3次元で歌詞を読む

曲の歌詞の持つ意味を自己流で深読みして解釈しています。


世界に一つだけの花 


 

 世界に一つだけの花 歌手:SMAP 作詞:槇原敬之

 歌詞はこちらで。

 2003年3月、SMAP35枚目のシングルとしてリリース。歌詞の中の出てくる「オンリーワン」がその年の流行語大賞にノミネートされる等の大ヒット。その後も様々な企画のタイアップ、カバー等々今でも多く歌い継がれている名曲です。作者の槇原敬之自身もセルフカバーしています。

 ナンバーワンにならなくてもいい もともと特別なオンリーワン 

 「周りを蹴落として1番になる」から「競うより個性を大切にする」の時代へ。

 実際に運動会等でもかけっこに順位をつける事をやめた小学校が増えていると聞きます。少なからず、このフレーズが世間へ与えた影響力はあると思います。

世界に一つだけの花

 実はこの曲の持つメッセージをそのまま受け入れるには違和感がありました。それが何かをずっと考えているとある「闇の部分」が見えてきたのです。

 今回はこの曲が持つその闇の部分を解釈していきます。果たして、人生における応援歌的なこの曲に闇があるのか?

 作者の槇原敬之は90年代初頭のデビューからヒット曲を連発し、文字通り若手のシンガー№1の座を確保しました。しかし、1999年薬物所持により逮捕。それまで彼を「№1」と持てはやしたマスコミは一気に叩きにかかります。しかも同性愛者という個人的な嗜好まで「悪」であるかの如くスキャンダラスに報道。彼は表舞台から姿を消します。

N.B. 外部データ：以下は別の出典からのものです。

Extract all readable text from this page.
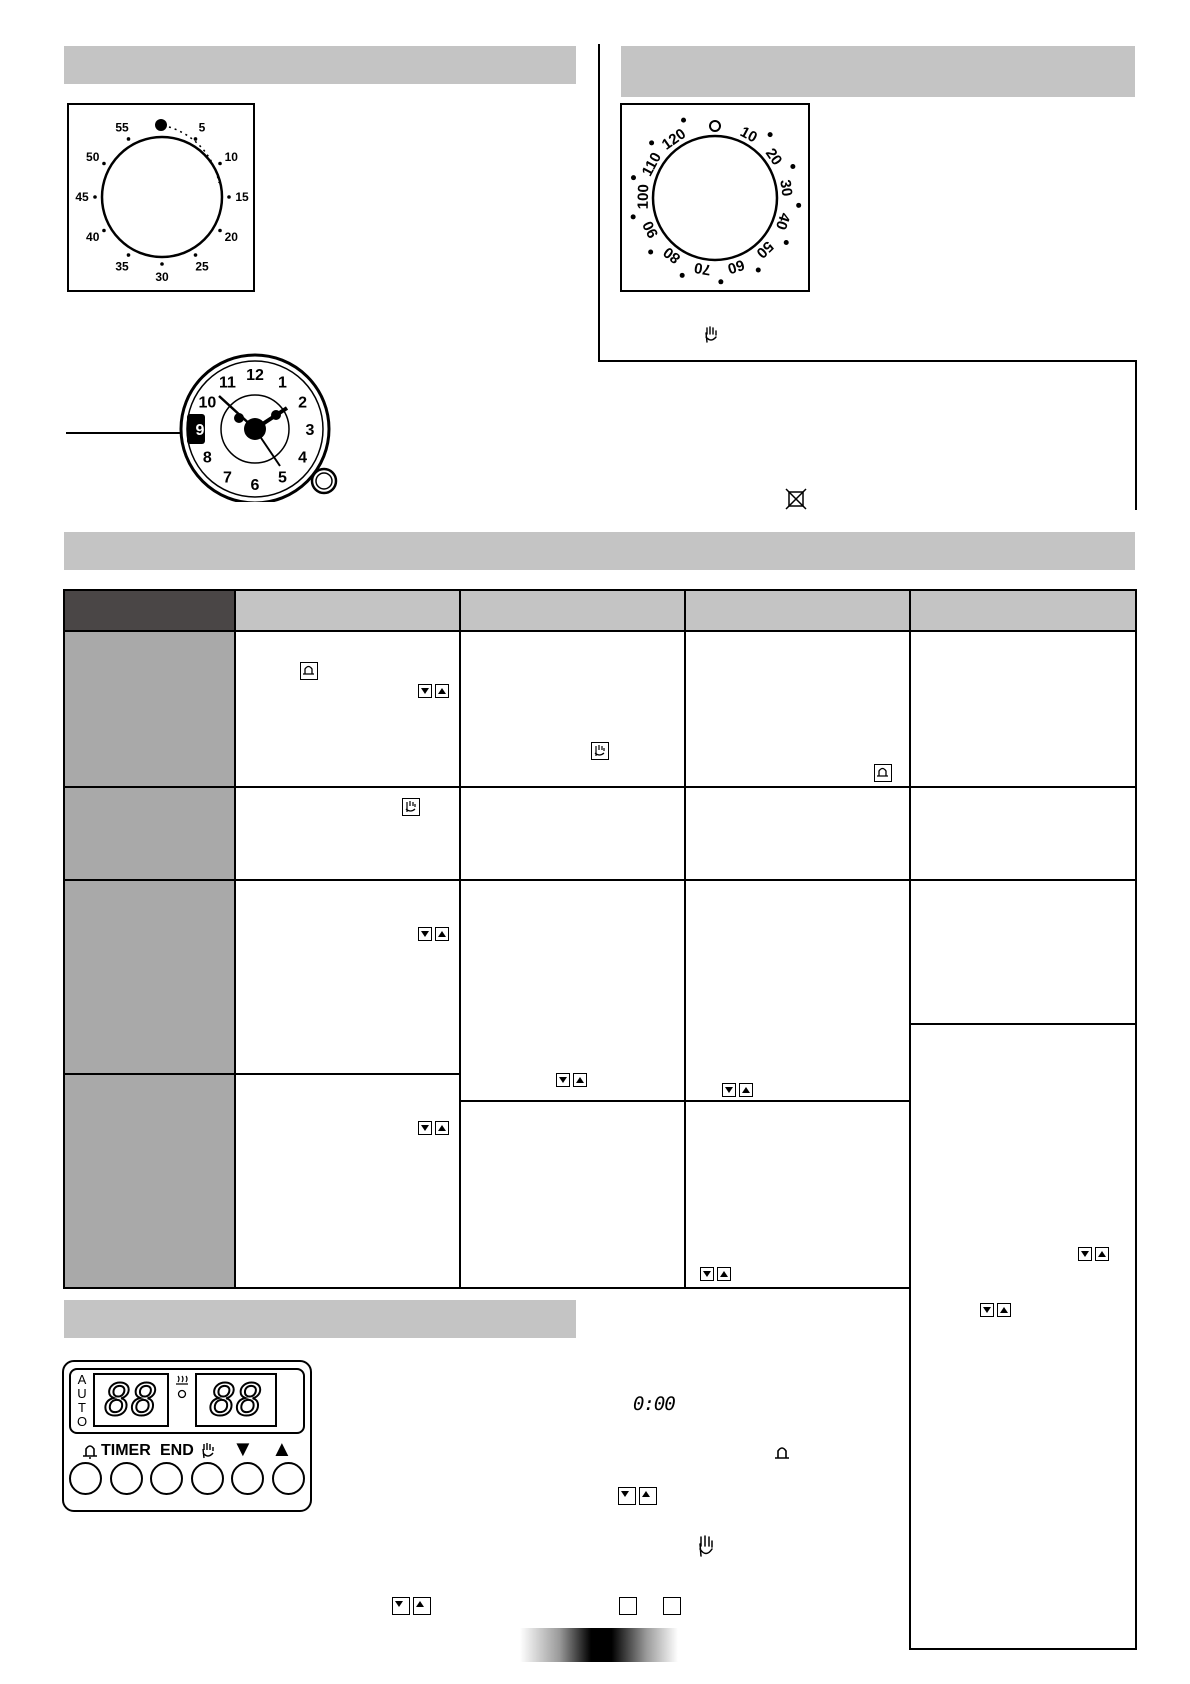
55	5
10
15
20
25
30
35
40
45
50
10
20
30
40
50
60
70
80
90
100
110
120
12 1
2
3
4
5
6
7
8
9
10
11
A
U
T
O 88	88
TIMER END ▼ ▲
0:00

 違法な薬物所持があったとはいえ、彼は世間から手のひら返しを食らったのです。たとえ「№1」であっても、すぐに地に落とされる事の虚しさを実感したのではないでしょうか。そこから生まれたのがこのフレーズ。

 ナンバーワンにならなくてもいい もともと特別なオンリーワン 

 人生の指針を謳っているようで、その裏に槇原氏から世間に対する皮肉が見え隠れします。

 頑張って一番であり続けても、何かに一度つまづいたらそこで終わり。それまで持てはやしていた世間は手のひらを返したように冷たくなる。それなら己(おのれ)をひたすら磨く事に没頭したほうが良い。周りを意識するなんて馬鹿げてる。

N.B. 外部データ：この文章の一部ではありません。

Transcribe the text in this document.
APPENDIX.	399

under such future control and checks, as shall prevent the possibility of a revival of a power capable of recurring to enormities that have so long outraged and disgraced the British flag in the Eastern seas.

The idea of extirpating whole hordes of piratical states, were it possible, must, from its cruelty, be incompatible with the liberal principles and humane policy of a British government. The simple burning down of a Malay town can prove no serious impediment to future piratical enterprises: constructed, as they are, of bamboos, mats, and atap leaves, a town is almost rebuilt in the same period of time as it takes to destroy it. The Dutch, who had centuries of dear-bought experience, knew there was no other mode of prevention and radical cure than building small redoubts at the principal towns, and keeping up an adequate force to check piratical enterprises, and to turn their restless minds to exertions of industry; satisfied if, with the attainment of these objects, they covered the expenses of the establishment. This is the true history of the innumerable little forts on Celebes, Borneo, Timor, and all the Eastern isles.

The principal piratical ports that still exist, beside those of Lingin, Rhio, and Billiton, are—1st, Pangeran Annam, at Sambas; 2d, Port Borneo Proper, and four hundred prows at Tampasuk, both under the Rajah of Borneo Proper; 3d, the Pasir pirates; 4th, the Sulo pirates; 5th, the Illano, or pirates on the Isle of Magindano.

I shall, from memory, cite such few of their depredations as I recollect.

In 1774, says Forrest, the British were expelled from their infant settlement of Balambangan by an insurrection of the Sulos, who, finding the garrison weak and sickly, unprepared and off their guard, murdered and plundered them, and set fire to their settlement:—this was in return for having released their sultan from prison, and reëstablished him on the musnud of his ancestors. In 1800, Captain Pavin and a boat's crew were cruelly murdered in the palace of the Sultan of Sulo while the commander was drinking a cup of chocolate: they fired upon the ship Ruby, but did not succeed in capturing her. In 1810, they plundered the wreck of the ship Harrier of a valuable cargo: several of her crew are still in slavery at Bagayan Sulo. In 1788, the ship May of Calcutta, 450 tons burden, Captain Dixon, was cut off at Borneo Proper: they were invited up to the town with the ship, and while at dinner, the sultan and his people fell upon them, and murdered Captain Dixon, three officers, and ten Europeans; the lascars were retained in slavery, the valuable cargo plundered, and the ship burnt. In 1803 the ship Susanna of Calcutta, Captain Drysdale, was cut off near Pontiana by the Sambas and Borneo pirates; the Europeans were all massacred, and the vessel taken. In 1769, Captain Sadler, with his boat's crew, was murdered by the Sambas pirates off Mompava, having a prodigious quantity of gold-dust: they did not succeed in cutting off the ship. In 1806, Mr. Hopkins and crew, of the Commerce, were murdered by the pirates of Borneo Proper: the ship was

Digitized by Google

 こんなメッセージが含まれていると思うのです。これがひとつめの闇です。

 槇原氏はSMAPに提供したこの曲の大ヒットで表舞台に復帰します。そしてSMAPに歌わせた事にふたつめの闇を感じます。

 今でもそうですが、2003年当時のSMAPは今以上に泣く子も黙る№1アイドルでした。芸能界の№1に君臨する人達が「ナンバーワンにならなくてもいい」と歌いました。これに妙な「上から目線」を感じたのです(笑)

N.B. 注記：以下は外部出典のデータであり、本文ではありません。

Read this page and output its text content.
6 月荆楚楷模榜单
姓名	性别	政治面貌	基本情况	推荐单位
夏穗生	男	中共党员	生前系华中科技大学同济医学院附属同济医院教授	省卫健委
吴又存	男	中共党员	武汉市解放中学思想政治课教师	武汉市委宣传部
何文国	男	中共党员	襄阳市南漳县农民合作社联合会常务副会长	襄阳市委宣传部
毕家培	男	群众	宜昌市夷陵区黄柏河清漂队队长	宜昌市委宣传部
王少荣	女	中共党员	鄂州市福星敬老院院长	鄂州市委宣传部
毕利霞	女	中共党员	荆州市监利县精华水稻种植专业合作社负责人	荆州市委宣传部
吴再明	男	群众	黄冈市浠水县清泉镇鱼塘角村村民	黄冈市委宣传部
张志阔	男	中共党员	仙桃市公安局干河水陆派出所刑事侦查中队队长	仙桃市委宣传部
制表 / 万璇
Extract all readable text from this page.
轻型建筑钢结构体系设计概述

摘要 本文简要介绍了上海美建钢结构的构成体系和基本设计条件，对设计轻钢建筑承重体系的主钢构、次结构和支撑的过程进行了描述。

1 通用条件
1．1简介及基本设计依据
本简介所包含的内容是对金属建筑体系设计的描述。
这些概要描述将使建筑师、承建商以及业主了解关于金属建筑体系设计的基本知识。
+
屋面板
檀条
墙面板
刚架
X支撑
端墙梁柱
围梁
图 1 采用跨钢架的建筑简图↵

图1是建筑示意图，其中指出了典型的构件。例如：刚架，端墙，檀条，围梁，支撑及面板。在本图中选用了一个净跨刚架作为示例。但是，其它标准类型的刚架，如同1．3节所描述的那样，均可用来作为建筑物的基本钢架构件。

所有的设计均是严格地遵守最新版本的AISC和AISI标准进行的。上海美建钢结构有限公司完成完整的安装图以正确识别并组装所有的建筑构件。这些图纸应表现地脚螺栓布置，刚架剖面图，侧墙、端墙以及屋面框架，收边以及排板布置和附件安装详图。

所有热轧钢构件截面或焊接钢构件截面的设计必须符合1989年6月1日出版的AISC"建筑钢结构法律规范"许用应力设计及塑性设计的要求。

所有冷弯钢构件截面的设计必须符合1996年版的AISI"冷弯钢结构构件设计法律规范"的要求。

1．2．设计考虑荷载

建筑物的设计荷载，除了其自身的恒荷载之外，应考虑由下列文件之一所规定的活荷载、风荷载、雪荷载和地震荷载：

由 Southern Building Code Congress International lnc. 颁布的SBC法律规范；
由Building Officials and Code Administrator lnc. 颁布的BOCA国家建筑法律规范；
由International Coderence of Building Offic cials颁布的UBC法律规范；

 SMAPもここまで昇り詰めるのに、相当な努力をし、周りを蹴落としてきたはずです。その彼らにナンバーワンを否定する曲を歌わせた。もしかして、「№1アイドルはうちの事務所だけでいい。あなたたちはせいぜい個性を磨いていなさい」というジャニーズから他の事務所へのメッセージなのでしょうか。これは怖すぎる闇です。

 ちょっと考えすぎですね(笑)

 私の偏った解釈は別にして、いい歌ですよね。

 名前も知らなかったけれど あの日僕に笑顔をくれた 誰も気づかないような場所で 咲いてた花のように

 2コーラス目のBメロ部です。これを聴く度に「一寸の虫にも五分の魂」という諺が思い浮かびます。名前を知らないような小さい存在であっても、そこにしっかりとしたものがあれば人を笑顔にする事ができる。生命力溢れるフレーズです。

 周りに流される事なく自分磨きを続けていれば、いつかきっと花咲くものなのです。